House of Yes has been a part of Brooklyn’s nightlife for over ten years. The spot, known for its vibrant queer-friendly dance parties and shows, occupies a large building in Bushwick just off of the Jefferson Street L Train. Since the pandemic hit, dance parties, drag shows, and other forms of entertainment House of Yes specialize in have been largely put on hold. Outdoor dining, while appropriate for many restaurants, poses unique challenges for spots that used to be open until 4:00 am and weren’t necessarily known for food or cocktails.
“The center of a lot of our nightlife business was 1, dancing which a lot of people can’t really do safely right now, and 2, theater shows,” Jacqui Rabkin, the Marketing Director for House of Yes, told Bklyner. “We’re trying to roll with the punches but it feels like every week there’s a new proclamation that comes out that’s really meant to just make it more difficult for small businesses that are trying to survive.”
House of Yes is in support of a lawsuit brought forth by the Independent Venue Association against the SLA regarding new regulations for ticketing music and performance events. Rabkin says that the issue is about free speech.

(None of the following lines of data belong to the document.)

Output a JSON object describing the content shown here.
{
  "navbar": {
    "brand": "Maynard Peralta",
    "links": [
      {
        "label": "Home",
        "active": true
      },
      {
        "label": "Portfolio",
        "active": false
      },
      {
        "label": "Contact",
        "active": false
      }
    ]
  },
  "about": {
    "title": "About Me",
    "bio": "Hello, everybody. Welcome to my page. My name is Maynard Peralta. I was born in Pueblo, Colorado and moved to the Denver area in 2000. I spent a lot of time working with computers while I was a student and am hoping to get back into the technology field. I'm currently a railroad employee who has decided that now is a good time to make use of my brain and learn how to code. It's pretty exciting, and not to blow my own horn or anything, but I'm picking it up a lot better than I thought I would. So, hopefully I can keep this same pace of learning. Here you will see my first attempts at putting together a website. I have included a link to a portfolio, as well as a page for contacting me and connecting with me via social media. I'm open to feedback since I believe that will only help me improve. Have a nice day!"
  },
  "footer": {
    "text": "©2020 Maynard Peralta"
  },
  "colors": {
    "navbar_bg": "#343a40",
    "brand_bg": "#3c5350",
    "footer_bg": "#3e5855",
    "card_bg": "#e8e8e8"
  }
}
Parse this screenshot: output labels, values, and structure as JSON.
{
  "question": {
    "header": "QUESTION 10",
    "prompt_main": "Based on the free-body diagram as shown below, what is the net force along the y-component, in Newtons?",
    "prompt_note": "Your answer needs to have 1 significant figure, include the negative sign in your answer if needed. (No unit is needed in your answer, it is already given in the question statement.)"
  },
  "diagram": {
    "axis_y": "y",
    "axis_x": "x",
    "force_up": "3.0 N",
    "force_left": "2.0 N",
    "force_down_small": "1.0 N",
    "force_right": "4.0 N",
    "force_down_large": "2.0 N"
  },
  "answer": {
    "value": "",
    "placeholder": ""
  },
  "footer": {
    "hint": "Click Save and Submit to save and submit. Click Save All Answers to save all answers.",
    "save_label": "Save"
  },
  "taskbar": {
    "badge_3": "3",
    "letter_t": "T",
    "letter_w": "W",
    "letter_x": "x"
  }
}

“We have hosts, we have servers, and in order for us to make it sound exciting for our patrons, I might describe what the servers are doing as ‘a hint of performance magic’. I would use that word because I want to get people excited to come out, but that doesn’t mean it’s a live performance. We’ll have music playing and we’ll have sound selections by some of our favorite DJs, but there’s no physical DJ booth,” she said, all of which would not be allowed under new regulations. At House of Yes’s outdoor cafe, the servers often wear drag and attempt to maintain some of the former “vibe”, but all guests are required to remain seated.
Right now, the outdoor area is not sustainable, Rabkin says.
“All venues need their rent cancelled or some aspect of rent cancellation. There’s absolutely no way that at any reduced capacity any venue can make the revenue required in that space to pay the rent, because that’s just not how the business model of social gathering venues work,” she said.
Hours after Bklyner’s conversation with House of Yes on August 27th, their liquor license was revoked by the State Liquor Authority. The venue had been serving food from a sister restaurant, which they were told didn’t comply with regulations. The SLA did not immediately return a request for comment.
House of Yes is still looking toward the future, however uncertain.
“Most of us are not trying to delude ourselves that things will ‘go back to normal’. That’s certainly not how I’m viewing things. I feel that if I would approach my life and my career in nightlife as waiting for things to go back to normal. I Would be extremely disappointed,” Rabkin said.
As the venue works with the SLA “in good faith” and hopes to reopen, patrons can support their PayPal, listen to their podcast or playlists, and grab some merchandise.
September 16th, 2020: A statement made by House of Yes regarding police presence was retracted due to concerns over future SLA negotiations.